At this time, we have made significant progress in clarifying our hybrid model that includes scheduling siblings to attend school on the same day. The hybrid model uses a cohort structure to reduce the number of students in a classroom at any given time in order to maximize social distancing and to reduce the number of individuals with which any student or staff member comes into contact. This provides an additional level of safety and protection for all members of our community. As we assign students to their cohorts, we will be able to ensure that students from the same household are assigned to the same cohort so that they will be in school on the same days.
Elementary level students (Grades K-4) will be split into 2 groups for in-school rotation. When in school, students in the assigned group will have a single session schedule (4 hours of in-person instruction) in order to allow time to be transported home and have lunch. Once home, the learning day will continue for all students with ongoing, scheduled, differentiated instruction in order to provide a full day of learning.
• Group 1 has in person instruction at school on Mondays and Tuesdays and participates in all-day online learning on Thursdays and Fridays.
• Group 2 attends in person instruction at school on Thursdays and Fridays and participates all-day online learning on Mondays and Tuesdays.
• Groups 1 and 2 will be attending in-person instruction on alternating Wednesdays. Middle school and high school students (Grades 5-12) will also be split into 2 groups. When in school, students will participate in a single-session schedule (4 hours of in-person instruction) in order to allow time to be transported home and have lunch.
Once home, the learning day will continue for all students with additional, scheduled instruction in order to provide a full day of learning.

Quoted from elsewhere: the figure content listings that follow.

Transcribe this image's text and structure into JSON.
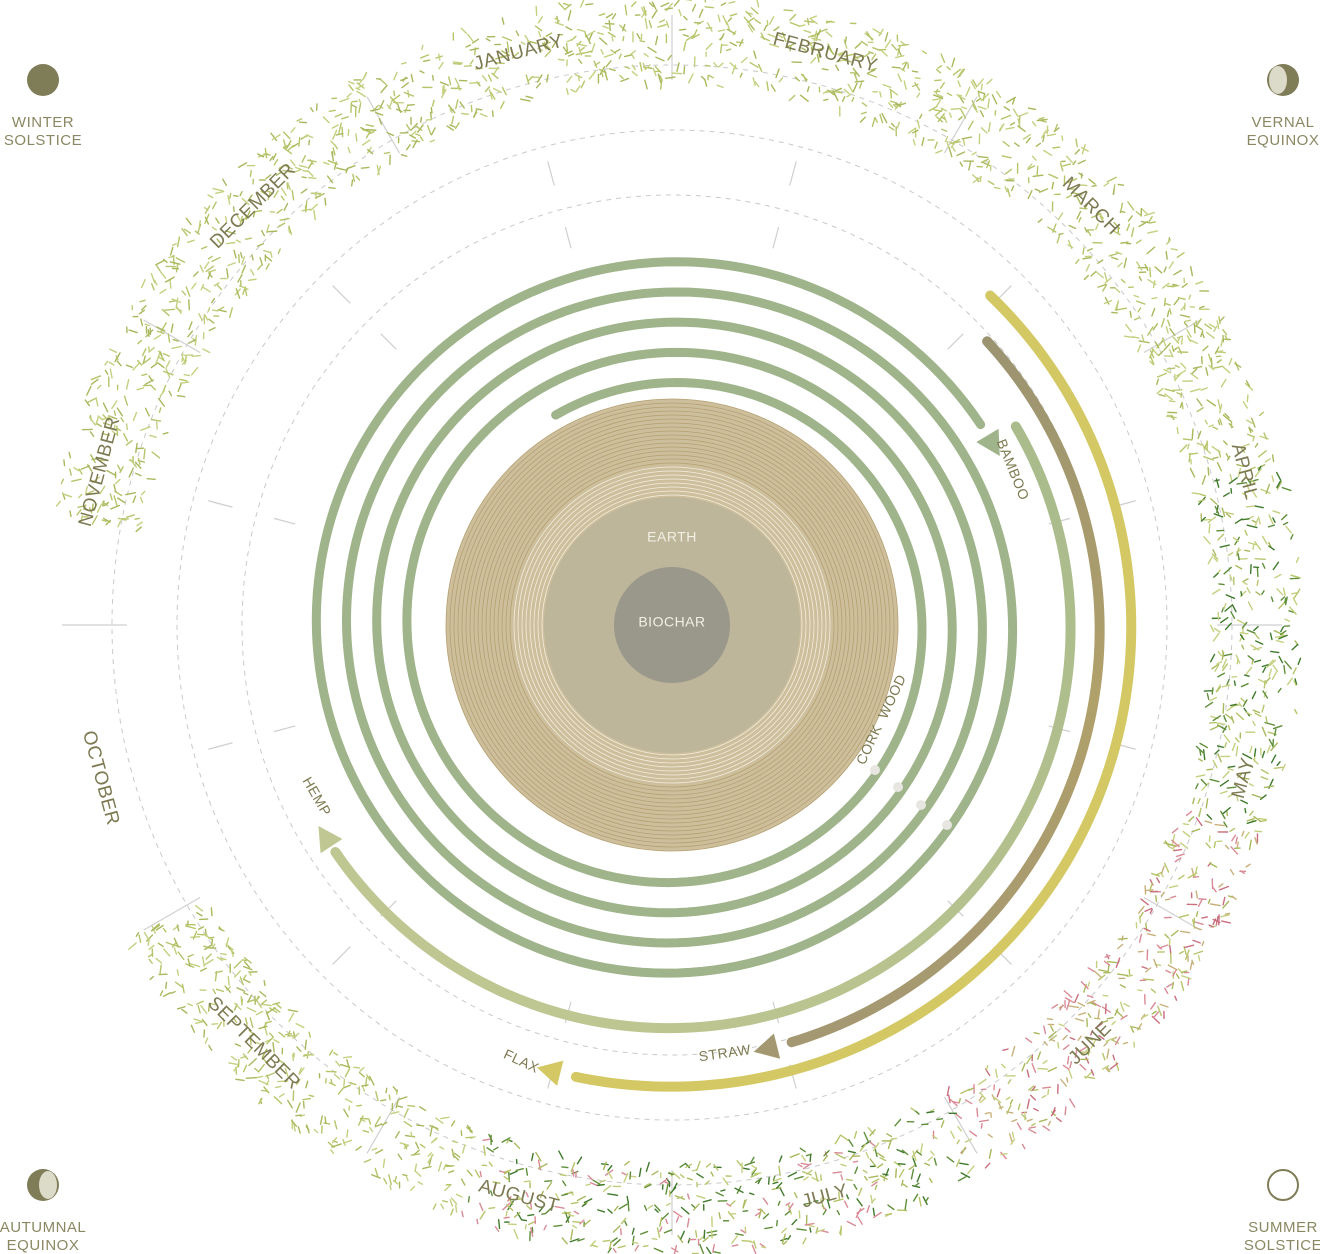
{
  "corners": [
    {
      "lines": [
        "WINTER",
        "SOLSTICE"
      ]
    },
    {
      "lines": [
        "VERNAL",
        "EQUINOX"
      ]
    },
    {
      "lines": [
        "AUTUMNAL",
        "EQUINOX"
      ]
    },
    {
      "lines": [
        "SUMMER",
        "SOLSTICE"
      ]
    }
  ],
  "months": [
    "JANUARY",
    "FEBRUARY",
    "MARCH",
    "APRIL",
    "MAY",
    "JUNE",
    "JULY",
    "AUGUST",
    "SEPTEMBER",
    "OCTOBER",
    "NOVEMBER",
    "DECEMBER"
  ],
  "core": {
    "outer": "EARTH",
    "inner": "BIOCHAR"
  },
  "materials": {
    "bamboo": "BAMBOO",
    "cork": "CORK",
    "wood": "WOOD",
    "hemp": "HEMP",
    "straw": "STRAW",
    "flax": "FLAX"
  }
}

All students, both those in school and at home will follow the same class schedule.
• Group 1 has in-person instruction at school on Mondays and Tuesdays and participates in all-day online learning on Wednesdays, Thursdays and Fridays.
• Group 2 attends in-person instruction at school on Thursdays and Fridays and participates all-day on-line learning on Mondays, Tuesdays and Wednesdays.
• Whether students are participating in in-person instruction at school or on-line learning at home, they will be engaged with their regular class schedule, receiving instruction from their teacher and interacting with peers. All students will be engaged in their class schedule via on-line learning on Wednesdays.
Considering the number of students who will be moving throughout the school on any given day at the middle schools and the high school, providing Wednesday as an online learning day allows time for additional cleaning and air filtration.
Additional planning is happening in the areas of Special Education and Pre-K. Programs will be based on each child’s IEP.
We will be communicating more details this week. Additionally, due to the need for social distancing busing is a significant safety consideration. Since students will attend school in cohorts each bus will transport fewer students. However, maximum social distancing will not be achievable. Therefore, students will be assigned seats and must follow strict bus rules including requirements for mask wearing and open windows for ventilation. You will always retain the option to change your child’s learning model. Specific dates will be published to change your child’s schedule. Additional updates will be forthcoming.